Doctorow’s cheery depiction of homelessness and a no-strings attached life is as much a romanticised ideal as Trent’s hope for a world where creativity comes without constraint, and it’s best to look beyond the unreachable irritating coolness of our protagonist’s laissez-fair chums and more at Doctorow’s impressive coding of the world around them.
The UK feels like it’s on the brink of dystopia – one angry caps-locked email away from a cyberspace 1984 – and yet it’s plain to see that this is our own soggy country, just one step into the future. It’s an uncomfortably close vision. A Britain soaked by Wi-Fi signals as much as rain, and an Orwellian eye on the internet that seems almost tame in comparison to the recent PRISM intel gathering revelations. All it’s lacking is the Google Glass beneath the anti-mosquito laser hats.

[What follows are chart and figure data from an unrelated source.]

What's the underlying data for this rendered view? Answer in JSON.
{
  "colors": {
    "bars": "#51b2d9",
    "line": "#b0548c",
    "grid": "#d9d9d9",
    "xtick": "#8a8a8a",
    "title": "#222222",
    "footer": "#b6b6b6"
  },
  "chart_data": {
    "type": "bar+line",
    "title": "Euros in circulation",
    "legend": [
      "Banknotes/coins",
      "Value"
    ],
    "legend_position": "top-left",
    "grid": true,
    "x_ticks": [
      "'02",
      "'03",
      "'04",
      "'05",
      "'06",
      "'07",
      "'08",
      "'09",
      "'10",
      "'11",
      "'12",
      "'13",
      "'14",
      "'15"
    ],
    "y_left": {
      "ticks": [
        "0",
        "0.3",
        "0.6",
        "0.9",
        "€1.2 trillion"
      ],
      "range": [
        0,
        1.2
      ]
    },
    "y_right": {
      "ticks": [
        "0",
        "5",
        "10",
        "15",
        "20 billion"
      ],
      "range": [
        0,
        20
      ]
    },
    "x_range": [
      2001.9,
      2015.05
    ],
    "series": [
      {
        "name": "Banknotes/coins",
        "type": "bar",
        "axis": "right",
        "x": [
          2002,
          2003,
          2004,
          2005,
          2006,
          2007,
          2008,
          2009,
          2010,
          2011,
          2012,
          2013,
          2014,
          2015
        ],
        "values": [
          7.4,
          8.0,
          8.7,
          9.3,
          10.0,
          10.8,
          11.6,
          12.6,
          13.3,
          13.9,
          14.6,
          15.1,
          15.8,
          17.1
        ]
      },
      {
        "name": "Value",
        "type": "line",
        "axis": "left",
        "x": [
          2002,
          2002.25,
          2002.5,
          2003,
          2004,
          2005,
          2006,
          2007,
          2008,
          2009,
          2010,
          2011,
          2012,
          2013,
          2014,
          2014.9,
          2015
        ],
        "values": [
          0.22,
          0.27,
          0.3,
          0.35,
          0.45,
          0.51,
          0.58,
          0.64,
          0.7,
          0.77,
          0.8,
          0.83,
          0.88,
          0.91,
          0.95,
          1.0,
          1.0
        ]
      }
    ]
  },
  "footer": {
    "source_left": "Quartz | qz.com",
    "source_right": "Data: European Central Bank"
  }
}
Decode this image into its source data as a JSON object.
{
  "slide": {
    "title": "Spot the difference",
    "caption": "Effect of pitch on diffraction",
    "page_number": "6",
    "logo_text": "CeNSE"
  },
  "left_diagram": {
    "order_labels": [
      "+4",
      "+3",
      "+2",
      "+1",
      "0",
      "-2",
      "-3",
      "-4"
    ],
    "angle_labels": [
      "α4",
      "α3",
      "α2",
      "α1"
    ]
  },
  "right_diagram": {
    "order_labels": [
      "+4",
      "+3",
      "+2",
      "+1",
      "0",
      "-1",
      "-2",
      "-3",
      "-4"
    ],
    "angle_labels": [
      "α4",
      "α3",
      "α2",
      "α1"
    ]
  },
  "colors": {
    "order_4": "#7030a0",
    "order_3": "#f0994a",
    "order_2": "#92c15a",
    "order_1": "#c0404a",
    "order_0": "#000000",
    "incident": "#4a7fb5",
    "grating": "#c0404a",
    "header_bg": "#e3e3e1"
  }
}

It’s either blindingly fortuitous timing, or proof of Cory Doctorow’s uncanny prescience, but Pirate Cinema couldn’t be released at a more appropriate time, as the storm over Internet rights and privacy rages at close to Category 5 levels of user fury. More than a timely story, it’s also a throughly entertaining summer read. So long as you can tear yourself away from your computer.
Published on Friday 14 June 2013 by Titan Books.